Slide 6

Action potentials exhibit saltatory propagation in the axon of Purkinje Cells

Figure 6.  Action potentials propagate in a saltatory manner.  A.  Spontaneously initiated action potential.  Bottom frame: voltage-sensitive dye fluorescence image of the soma-axon region with the AIS, 1st and 2nd nodes as indicated.  Colored frames: a time sequence of color-coded spatial map of relative membrane potential during initiation of AP shown in panel (C). Signals from detectors centered over the main axon and collaterals are shown. Color scale is in relative units with resting membrane potential shown in blue/green, half-maximum amplitude in red and peak of the AP in yellow. Individual frames are separated by 50 ms (obtained from cubic spline interpolation of original data points recorded at 100 ms intervals; see Figure 2B).

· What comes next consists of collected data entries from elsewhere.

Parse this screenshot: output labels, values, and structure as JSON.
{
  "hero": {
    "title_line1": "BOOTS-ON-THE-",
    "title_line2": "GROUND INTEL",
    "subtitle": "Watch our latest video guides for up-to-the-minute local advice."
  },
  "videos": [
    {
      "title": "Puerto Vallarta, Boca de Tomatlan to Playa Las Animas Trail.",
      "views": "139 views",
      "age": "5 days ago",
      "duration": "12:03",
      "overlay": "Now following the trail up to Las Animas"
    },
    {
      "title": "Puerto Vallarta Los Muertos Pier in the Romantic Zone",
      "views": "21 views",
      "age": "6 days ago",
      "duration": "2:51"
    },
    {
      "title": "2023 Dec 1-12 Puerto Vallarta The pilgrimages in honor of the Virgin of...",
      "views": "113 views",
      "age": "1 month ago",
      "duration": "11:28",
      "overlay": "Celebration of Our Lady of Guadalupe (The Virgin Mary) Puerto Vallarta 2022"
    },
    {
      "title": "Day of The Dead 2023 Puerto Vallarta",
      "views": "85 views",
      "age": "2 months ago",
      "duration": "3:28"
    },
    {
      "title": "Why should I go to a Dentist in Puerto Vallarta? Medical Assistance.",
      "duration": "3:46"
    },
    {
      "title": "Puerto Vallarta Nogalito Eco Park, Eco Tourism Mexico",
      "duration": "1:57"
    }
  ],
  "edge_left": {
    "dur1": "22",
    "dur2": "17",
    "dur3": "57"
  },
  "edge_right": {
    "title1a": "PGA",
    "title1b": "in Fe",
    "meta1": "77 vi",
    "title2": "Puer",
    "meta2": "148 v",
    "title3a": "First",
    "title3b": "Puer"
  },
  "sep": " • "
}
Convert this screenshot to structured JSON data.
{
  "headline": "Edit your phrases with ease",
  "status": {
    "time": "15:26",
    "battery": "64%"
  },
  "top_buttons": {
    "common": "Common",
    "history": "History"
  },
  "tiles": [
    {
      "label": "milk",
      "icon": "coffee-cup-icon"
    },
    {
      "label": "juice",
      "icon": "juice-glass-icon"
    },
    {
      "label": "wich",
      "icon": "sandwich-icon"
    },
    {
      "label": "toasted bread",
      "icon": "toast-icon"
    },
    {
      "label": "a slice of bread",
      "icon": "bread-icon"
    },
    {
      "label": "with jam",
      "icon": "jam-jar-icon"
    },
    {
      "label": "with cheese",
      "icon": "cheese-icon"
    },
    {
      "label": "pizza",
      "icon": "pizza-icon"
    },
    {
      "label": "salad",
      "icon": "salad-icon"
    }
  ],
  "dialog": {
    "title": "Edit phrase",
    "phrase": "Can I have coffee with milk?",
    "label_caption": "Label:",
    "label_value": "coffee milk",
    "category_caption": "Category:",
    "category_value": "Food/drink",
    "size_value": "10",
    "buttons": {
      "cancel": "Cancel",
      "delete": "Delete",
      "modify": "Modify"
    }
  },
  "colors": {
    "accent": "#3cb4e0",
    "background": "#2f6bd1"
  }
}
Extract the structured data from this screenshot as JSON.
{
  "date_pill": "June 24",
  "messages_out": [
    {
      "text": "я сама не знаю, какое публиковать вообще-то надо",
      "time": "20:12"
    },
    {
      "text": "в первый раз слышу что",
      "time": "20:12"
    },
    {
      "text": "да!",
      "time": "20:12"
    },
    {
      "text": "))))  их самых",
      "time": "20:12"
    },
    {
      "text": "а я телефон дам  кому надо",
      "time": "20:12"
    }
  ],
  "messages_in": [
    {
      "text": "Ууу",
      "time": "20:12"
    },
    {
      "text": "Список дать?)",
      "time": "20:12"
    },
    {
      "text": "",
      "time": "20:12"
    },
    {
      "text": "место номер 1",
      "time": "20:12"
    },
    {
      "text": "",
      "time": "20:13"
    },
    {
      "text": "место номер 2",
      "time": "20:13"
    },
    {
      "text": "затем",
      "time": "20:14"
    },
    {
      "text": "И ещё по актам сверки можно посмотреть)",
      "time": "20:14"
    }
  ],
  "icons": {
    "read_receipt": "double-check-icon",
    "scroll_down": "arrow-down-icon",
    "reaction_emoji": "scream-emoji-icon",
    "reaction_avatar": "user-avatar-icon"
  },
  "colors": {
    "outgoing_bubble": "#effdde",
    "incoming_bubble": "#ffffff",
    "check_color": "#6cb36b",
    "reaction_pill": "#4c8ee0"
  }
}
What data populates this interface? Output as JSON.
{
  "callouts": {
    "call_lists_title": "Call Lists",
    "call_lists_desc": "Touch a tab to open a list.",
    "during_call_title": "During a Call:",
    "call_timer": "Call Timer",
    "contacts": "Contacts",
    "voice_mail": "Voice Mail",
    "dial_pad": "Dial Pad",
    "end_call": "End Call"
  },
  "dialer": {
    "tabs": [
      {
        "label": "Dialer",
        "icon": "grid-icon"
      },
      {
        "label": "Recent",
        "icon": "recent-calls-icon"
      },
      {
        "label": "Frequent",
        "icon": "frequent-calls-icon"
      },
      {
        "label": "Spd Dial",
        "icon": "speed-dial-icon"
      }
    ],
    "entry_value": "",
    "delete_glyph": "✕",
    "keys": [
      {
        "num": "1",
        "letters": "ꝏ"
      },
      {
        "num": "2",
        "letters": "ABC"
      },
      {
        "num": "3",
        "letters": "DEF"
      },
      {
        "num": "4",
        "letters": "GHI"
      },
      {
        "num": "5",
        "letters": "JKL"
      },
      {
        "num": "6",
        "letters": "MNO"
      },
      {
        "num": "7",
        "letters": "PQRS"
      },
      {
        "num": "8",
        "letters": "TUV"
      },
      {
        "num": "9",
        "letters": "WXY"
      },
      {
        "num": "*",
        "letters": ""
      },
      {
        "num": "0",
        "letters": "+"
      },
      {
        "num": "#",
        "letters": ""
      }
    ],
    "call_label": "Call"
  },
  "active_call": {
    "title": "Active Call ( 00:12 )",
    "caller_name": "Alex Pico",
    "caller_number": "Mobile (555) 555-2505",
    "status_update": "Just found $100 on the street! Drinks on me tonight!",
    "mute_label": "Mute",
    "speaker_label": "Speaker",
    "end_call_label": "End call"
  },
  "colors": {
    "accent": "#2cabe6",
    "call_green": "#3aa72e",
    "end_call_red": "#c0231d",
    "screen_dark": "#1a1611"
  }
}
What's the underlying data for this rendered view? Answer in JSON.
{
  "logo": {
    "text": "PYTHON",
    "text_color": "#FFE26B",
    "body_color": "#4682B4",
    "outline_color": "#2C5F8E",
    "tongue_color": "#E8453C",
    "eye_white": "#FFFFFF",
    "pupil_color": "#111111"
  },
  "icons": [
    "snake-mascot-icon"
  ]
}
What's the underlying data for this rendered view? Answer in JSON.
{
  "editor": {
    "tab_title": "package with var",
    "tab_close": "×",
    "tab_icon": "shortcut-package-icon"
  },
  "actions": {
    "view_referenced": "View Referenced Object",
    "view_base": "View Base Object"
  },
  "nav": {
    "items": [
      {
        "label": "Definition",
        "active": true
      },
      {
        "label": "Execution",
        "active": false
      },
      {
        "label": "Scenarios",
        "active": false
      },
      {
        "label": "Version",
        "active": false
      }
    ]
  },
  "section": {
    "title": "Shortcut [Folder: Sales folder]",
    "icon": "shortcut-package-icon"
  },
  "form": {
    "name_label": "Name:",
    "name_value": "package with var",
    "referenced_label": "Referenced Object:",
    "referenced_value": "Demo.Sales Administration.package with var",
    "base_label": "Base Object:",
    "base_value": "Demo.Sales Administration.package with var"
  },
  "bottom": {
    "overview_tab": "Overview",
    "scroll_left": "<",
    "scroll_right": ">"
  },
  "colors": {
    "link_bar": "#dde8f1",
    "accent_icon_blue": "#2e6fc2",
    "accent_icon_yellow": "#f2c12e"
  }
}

At approximately 50 ms, the spike initiated in the AIS and propagated down the axon.  At approximately 100 ms, the 1st node was discharged to half-maximum amplitude before the immediately adjacent axonal regions.    At approximately 200 ms the region of the second axon collateral (2nd node) is approaching half maximal.  B.  A time sequence of changing spatial profiles of membrane potential during initiation and propagation of an action potential.  The spatial plots constructed by dividing the axon into 20 regions   of equal length. The average relative voltage for each region plotted as a function of distance from the soma. The time of each spatial plot in the sequence corresponds to time points indicated for color-coded frames in panel A.   Note how the action potential propagates from the AIS to the 1st node, then to the 2nd node, followed by propagation into the internodal regions.  C.  A temporal average of 26 spontaneous action potentials for the AIS, 1st node and 2nd node with time lines corresponding to the data in parts A and B.